Alfredo Veiravé subraya un proceso simbiótico entre el poeta y la naturaleza, una comunión definitiva que permite la fusión (76, 84–85, 87 y 103–104). Edelweis Serra se refiere al «ritmo universal del cosmos perseguido por la palabra que funde lo objetivo y lo subjetivo, el yo y el no–yo» (56). ­Carlos Mastronardi remarca «la identificación del alma con la totalidad del cosmos» (citado por Veiravé:103–104). María Teresa Gramuglio, por su parte, enuncia los «aspectos esenciales de la estética y poética de Ortiz: la índole simbólica de la poesía, por la cual todo ella sería un impulso hacia la unidad y una verdadera búsqueda de lo absoluto» (2005:993). Gola destaca el empeño del poeta en la búsqueda de la armonía y la unidad (106). Para Roxana Páez, la cualidad sencillista e impresionista de esta poesía implica «una estética equilibrada entre realismo objetivista y ­subjetivismo» (8).
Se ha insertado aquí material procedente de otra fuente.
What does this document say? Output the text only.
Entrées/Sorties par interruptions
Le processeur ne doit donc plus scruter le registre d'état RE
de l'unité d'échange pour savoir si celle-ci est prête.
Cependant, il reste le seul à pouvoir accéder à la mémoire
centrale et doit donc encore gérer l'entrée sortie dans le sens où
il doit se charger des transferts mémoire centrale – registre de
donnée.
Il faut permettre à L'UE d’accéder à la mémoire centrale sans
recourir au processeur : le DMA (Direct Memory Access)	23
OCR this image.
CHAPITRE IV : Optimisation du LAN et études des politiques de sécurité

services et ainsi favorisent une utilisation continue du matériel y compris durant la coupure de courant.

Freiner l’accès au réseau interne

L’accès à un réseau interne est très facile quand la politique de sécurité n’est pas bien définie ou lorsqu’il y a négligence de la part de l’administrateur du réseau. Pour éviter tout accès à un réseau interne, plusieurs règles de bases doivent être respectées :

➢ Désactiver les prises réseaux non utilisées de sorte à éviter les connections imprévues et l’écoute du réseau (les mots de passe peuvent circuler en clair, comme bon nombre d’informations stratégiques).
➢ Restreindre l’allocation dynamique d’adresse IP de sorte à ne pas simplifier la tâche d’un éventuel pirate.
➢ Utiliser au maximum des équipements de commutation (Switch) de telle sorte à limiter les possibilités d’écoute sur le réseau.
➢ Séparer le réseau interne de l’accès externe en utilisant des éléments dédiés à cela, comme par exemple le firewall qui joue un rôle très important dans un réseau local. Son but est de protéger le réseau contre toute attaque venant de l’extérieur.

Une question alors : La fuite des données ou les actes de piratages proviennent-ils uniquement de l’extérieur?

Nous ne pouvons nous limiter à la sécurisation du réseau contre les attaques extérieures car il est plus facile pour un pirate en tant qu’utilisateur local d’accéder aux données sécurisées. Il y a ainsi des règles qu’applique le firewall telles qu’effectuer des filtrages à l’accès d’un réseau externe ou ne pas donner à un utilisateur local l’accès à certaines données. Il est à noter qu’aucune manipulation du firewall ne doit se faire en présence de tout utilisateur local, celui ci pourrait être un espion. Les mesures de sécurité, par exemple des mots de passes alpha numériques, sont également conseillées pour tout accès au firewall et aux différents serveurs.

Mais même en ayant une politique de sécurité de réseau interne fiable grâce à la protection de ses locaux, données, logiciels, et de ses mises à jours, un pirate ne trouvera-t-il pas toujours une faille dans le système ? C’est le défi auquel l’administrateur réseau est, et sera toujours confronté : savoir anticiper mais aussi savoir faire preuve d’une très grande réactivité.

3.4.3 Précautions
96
En la otra vertiente crítica, el abordaje de la cuestión social y política no deja de presentar reparos y problemas. Según Prieto, El alba sube y El ángel inclinado constituyen una poesía ligeramente social por sus asuntos y proyecciones; en ese sentido, Prieto recuerda la filiación con González Tuñón, uno de los poetas sociales argentinos emblemáticos. Sin embargo, lo que se entiende por «poesía social» en Argentina está asociado con ámbitos urbanos, mientras que en Ortiz predomina el paisaje natural (2005:117). Por ello, Ortiz revela su filiación con la poesía belga, especialmente con Maeterlinck, ya que se trata de una poesía que, al decir del propio autor, comprende lo social (político)3 con el paisaje:

La poesía belga era lo mejor que había y es riquísima con respecto a la francesa (...) sobre todo en ese sentido que entonces a mí más interesaba, es decir, en el sentido del paisaje, y por otro lado, en el sentido social, son cosas que parecen contradictorias, pero en ciertos poetas se daban sin choques, o en forma dialéctica si se quiere, o sea, aun chocándose llegaban a cohabitar, a darse, casi a hermanarse por momentos. (Aguirre:29)

De este modo, el propio poeta habilita cierta lectura dialéctica entre «paisaje» y «sentido social», dialéctica que intenta «hermanar» por momentos ambas cuestiones que, a priori, permanecen aparentemente separadas. Así es como las «proyecciones sociales» derivan del mismo paisaje, un paisaje que contempla el devenir del río, el paso de los pescadores, el deambular de los pobres: niños, ancianos. Pero también los animales que transitan, están y son–el–paisaje (mundo).

Como se sabe, en este paisaje predomina el componente fluvial,4 que Ortiz toma del imaginario geográfico entrerriano, pero también del imaginario de la poesía china. Es el río como un estar–­situado en el aspecto geográfico–metafísico: se relaciona con el «yo» de modo cuasi paradigmático. Según Prieto, «en el caso de Ortiz, va a tender más a la fusión que al choque o al cruce: es en esa fusión en la que el paisaje va a tener algo que decir» (2005:116). De esta manera, Ortiz resolvería la ecuación poeta–paisaje de un modo que lo aleja de cualquier acercamiento folclórico y entiende la relación del poeta con su medio como fusional. En sintonía, Juan José Saer señala que «el paisaje no se limita a lo regional sino como una proyección de su percepción del mundo y de su concepción de la poesía» (1997:81–83).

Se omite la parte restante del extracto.